Ада фон Кёнигзедлер покосилась на инспектора Миллера, но все-таки, помедлив, ответила:
— Года два тому назад, когда у Натальи появилась уверенность, что выезд им разрешат.
— Не вдаваясь в подробности, какую сумму вы положили на их имя в банк к моменту их выезда?
— Около восьмидесяти тысяч.
Анна бросила удивленный взгляд на Каменева.
— Что, Анна, вас это удивляет? Вам непонятно, как, имея такие деньги, ваш возлюбленный неизменно предоставлял вам расплачиваться за него в ресторанах и брать на себя все расходы по устройству выставок? Даже ваше пребывание в отеле «У Розы» оплачивали вы. Каменев был богатым человеком в сравнении с вами, у которой на счету никогда не скапливалось больше тысячи марок, а чаще ваш банковский счет был в минусе. Но вы еще больше удивитесь, когда я скажу, что Каменевы и с собой кое-что вывезли из Советского Союза. Вы можете объяснить, господин Каменев, что это такое? — Апраксина извлекла из сумки прозрачный пластиковый пакет с двумя половинками распиленного обруча. Она достала обручи и положила их на стол.
Тут в разговор вступила Мириам Фишер, которой, похоже, уже изрядно надоело только переводить.
— Да кто же тут не видел этот обруч и не слышал эту сказку? Такая красивая вещь: конечно, все спрашивали о ней и хотели взглянуть поближе, а Наталья охотно всем объясняла, что обруч этот не снимается, что это подарок Константина ко дню свадьбы и он запаян у нее прямо на шее. Мы все знали, что этот обруч — символ ее преданности мужу. Этакий шикарный собачий ошейник! — И она тут же перевела сказанное Миллеру.
— Даже более шикарный, чем вы все думали. Обруч платиновый и только сверху покрыт серебром. А запаян он был недавно — чуть больше года назад.
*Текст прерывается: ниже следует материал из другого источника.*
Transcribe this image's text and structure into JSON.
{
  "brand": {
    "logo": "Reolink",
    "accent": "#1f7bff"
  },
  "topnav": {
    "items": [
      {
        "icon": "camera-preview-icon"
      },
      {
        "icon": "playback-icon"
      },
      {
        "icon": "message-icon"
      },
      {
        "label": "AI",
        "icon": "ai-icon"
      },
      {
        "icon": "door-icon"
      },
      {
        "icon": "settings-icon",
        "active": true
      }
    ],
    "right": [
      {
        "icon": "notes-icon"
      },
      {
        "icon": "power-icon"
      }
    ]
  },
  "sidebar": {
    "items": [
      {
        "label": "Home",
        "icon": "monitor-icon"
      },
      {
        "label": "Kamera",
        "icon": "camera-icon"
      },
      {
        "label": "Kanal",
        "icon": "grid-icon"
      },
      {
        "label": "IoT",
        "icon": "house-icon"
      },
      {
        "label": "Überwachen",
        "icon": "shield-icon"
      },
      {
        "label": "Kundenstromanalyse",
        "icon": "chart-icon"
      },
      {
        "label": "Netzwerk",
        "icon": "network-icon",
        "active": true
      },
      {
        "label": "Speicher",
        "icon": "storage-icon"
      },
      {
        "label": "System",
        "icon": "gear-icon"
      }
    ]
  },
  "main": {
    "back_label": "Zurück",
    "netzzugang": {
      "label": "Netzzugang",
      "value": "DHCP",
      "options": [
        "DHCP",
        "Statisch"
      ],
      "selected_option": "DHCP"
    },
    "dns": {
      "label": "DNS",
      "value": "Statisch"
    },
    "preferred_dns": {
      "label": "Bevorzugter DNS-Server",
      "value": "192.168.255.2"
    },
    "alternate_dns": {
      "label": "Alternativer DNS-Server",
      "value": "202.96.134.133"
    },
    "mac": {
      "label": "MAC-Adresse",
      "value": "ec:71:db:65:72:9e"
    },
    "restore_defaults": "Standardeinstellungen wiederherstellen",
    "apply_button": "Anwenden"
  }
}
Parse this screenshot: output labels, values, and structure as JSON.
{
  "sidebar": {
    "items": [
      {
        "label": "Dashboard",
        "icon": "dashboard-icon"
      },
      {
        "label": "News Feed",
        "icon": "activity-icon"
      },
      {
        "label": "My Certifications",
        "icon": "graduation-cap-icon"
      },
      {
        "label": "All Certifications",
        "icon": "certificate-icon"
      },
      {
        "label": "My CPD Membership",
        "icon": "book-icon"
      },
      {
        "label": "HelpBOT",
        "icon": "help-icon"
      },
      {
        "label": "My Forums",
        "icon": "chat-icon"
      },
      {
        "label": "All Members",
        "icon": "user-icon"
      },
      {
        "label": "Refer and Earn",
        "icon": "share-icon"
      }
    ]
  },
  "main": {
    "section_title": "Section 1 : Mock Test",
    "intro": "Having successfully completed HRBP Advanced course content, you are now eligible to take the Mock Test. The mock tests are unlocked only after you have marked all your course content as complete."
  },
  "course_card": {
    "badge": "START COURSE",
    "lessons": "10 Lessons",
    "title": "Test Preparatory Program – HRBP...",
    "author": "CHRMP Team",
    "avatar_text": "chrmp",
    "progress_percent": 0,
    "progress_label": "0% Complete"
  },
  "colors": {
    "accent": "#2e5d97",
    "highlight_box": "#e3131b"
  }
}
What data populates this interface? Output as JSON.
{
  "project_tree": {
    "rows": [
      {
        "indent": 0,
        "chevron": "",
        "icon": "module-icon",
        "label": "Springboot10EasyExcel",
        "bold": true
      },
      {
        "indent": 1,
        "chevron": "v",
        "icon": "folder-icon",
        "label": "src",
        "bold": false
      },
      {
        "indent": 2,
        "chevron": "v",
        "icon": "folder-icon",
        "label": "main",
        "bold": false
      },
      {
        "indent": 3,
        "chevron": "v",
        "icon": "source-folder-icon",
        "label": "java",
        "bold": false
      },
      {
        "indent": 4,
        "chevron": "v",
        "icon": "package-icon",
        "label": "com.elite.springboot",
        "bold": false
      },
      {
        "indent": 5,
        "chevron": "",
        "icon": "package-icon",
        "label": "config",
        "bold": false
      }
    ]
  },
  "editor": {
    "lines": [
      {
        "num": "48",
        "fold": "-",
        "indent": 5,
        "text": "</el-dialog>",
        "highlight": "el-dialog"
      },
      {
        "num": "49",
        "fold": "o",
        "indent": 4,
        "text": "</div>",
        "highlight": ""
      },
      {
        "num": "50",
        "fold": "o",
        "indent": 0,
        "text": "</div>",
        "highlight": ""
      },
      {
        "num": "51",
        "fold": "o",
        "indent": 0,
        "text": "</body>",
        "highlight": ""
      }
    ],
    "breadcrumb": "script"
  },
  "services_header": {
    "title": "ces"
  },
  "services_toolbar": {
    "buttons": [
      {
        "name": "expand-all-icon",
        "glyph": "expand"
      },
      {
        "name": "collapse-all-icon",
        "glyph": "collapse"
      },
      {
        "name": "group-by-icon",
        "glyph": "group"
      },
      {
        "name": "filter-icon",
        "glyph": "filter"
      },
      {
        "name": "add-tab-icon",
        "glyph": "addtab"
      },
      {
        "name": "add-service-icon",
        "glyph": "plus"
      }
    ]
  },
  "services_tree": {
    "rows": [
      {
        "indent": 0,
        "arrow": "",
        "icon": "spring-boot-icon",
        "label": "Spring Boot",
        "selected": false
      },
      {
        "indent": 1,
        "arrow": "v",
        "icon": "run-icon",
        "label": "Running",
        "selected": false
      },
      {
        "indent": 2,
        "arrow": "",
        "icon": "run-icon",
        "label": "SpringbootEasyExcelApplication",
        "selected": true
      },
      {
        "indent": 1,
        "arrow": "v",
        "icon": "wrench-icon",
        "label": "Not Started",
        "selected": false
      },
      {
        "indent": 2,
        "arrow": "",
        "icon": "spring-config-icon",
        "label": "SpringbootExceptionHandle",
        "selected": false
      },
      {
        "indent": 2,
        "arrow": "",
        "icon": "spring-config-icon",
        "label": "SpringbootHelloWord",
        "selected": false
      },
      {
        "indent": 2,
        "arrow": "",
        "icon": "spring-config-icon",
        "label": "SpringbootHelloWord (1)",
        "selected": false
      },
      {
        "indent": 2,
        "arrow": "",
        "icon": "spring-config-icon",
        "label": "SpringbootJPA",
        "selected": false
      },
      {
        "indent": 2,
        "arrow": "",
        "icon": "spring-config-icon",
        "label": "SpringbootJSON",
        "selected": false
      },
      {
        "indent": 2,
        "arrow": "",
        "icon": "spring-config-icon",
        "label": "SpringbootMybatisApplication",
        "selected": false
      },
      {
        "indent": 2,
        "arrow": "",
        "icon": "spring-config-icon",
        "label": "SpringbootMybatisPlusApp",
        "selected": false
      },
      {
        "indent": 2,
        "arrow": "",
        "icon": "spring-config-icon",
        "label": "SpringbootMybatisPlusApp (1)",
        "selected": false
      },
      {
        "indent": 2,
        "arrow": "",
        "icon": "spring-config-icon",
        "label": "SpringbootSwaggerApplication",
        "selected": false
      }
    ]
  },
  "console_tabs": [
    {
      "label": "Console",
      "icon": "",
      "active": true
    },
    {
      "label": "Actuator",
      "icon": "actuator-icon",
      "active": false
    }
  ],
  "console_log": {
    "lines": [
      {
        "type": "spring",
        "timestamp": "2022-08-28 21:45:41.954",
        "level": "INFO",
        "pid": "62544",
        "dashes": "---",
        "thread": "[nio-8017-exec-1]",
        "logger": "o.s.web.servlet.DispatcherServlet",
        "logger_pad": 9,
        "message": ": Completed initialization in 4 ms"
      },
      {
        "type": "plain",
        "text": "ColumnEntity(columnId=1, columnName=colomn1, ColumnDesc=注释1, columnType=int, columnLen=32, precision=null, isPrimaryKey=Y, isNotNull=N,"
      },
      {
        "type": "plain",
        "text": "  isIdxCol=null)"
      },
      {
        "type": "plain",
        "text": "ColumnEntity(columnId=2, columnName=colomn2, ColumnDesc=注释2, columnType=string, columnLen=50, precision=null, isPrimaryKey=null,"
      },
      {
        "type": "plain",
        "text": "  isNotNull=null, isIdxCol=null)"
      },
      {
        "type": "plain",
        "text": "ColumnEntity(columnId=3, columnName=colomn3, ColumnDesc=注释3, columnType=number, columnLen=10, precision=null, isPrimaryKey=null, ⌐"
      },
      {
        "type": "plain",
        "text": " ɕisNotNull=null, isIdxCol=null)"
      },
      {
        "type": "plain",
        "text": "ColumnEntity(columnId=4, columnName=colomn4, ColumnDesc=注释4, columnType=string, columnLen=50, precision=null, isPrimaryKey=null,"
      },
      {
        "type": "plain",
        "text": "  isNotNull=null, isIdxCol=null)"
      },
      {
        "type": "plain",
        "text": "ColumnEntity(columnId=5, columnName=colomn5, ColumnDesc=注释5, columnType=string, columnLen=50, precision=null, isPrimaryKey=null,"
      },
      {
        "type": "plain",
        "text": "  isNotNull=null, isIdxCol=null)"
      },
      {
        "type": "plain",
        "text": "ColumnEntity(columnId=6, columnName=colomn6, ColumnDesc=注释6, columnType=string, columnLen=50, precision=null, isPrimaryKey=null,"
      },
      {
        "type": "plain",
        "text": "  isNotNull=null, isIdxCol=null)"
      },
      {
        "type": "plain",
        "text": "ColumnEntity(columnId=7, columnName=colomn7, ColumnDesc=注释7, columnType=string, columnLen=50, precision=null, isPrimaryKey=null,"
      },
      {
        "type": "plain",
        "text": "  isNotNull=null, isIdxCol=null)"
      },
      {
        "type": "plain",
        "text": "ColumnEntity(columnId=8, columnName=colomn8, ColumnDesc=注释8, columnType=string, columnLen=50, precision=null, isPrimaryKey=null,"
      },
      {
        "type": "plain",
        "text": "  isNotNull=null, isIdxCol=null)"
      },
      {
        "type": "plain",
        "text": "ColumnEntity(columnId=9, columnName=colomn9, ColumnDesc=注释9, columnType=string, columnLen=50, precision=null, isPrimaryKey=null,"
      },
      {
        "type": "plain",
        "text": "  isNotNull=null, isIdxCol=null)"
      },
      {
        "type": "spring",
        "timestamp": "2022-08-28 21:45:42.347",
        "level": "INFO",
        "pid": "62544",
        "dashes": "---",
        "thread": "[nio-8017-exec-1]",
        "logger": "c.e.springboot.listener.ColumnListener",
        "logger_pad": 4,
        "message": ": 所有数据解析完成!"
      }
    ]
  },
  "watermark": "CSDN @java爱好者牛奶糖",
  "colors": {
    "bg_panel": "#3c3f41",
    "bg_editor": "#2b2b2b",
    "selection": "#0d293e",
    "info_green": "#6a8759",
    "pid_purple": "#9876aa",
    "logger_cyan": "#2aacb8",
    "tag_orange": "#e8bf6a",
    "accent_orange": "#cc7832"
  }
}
— Вздор! — воскликнул Каменев.
— Экспертиза! — осадила его графиня. — Конечно, это не миллион, к которому стремился Каменев, но тысяч на двести потянет.
— Миллион? — подняла бровки Ташенька Сорокина. — Откуда бы он взял миллион?
— Миллион или даже немножко больше Каменевы намеревались получить, завладев коллекцией Анны Юриковой и выставив ее на аукционе.
— Но ведь это моя коллекция! И я собираюсь вернуть ее в Россию, как только там станут ценить такие вещи. Она мне дороже жизни!
— Запомните эти свои слова, дорогая Анна. Но для Каменевых это были только деньги, деньги и деньги. Более того, Каменев ненавидел эти картины и их создателей, ведь все они достигли большего успеха, чем он. И он не забыл перед выездом на Запад переправить в Мюнхен вашу старую доверенность, предварительно переведя ее на несколько языков и заверив переводы у нотариуса. А хранилось все это у Ады фон Кёнигзедлер.
— У меня? Тут вы что-то путаете, Елизавета Николаевна.
— Я никогда и ничего не путаю, моя милая! Вы сами когда-нибудь читали стихи Натальи Каменевой?
— Нет…
— Вот на это и был расчет. А я просмотрела всю папку и между листками со стихами нашла вот это! — И графиня торжественно продемонстрировала всем несколько отпечатанных на машинке листков с печатями. — Они должны были еще полежать у вас месяц-другой, но я поторопила события… Вы только что сказали, Анна, что ваша коллекция картин для вас дороже жизни. Именно так она и была оценена вашим другом Константином Каменевым: цена коллекции — ваша жизнь.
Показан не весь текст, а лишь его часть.